Linux 4.1 Brings Many Potentially Risky x86/ASM Changes

Written by Michael Larabel in Linux Kernel on 13 April 2015 at 12:27 PM EDT. 6 Comments
LINUX KERNEL
Another one of the Linux 4.1 pull requests sent in today by Ingo Molnar is for the x86/asm code.

There's a lot of new work that's gone into the Linux 4.1 kernel with this pull, which could potentially cause regressions, particularly with the Assembly code. The developers have tried testing the code on many different x86 boxes, but there's risk of regression when exposing the code to many more systems in the days and weeks ahead. Ingo explained:
- over 100 separate cleanups, restructuring changes, speedups and fixes in the x86 system call, irq, trap and other entry code, part of a heroic effort to deobfuscate a decade old spaghetti asm code and its C code dependencies. (Denys Vlasenko, Andy Lutomirski)
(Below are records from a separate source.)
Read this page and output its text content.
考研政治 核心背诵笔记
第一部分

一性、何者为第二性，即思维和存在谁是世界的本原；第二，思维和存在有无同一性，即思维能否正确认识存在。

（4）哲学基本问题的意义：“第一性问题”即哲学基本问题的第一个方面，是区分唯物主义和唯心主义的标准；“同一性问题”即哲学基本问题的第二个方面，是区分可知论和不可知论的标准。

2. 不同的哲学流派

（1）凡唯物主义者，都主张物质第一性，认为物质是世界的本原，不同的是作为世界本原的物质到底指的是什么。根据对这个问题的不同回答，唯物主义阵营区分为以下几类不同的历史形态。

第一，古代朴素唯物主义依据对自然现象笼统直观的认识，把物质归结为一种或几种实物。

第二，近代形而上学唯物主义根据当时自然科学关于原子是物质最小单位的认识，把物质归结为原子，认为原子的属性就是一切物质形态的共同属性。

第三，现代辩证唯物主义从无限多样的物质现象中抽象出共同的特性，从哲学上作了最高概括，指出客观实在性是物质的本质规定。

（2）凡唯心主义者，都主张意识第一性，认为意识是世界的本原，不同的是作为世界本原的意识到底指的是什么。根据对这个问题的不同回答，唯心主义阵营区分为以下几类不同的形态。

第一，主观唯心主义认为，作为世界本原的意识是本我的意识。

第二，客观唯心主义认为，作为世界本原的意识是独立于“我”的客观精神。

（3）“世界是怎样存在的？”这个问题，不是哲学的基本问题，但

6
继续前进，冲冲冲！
- alternatives code fixes and enhancements (Borislav Petkov)

- simplifications and cleanups to the compat code. (Brian Gerst)

- signal handling fixes and new x86 testcases. (Andy Lutomirski)

- various other fixes and cleanups

By their nature many of these changes are risky - we tried to test them well on many different x86 systems (there are no known regressions), and they are split up finely to help bisection - but there's still a fair bit of residual risk left so caveat emptor.
The full list of x86/asm changes for the Linux 4.1 merge window can be found via the pull request.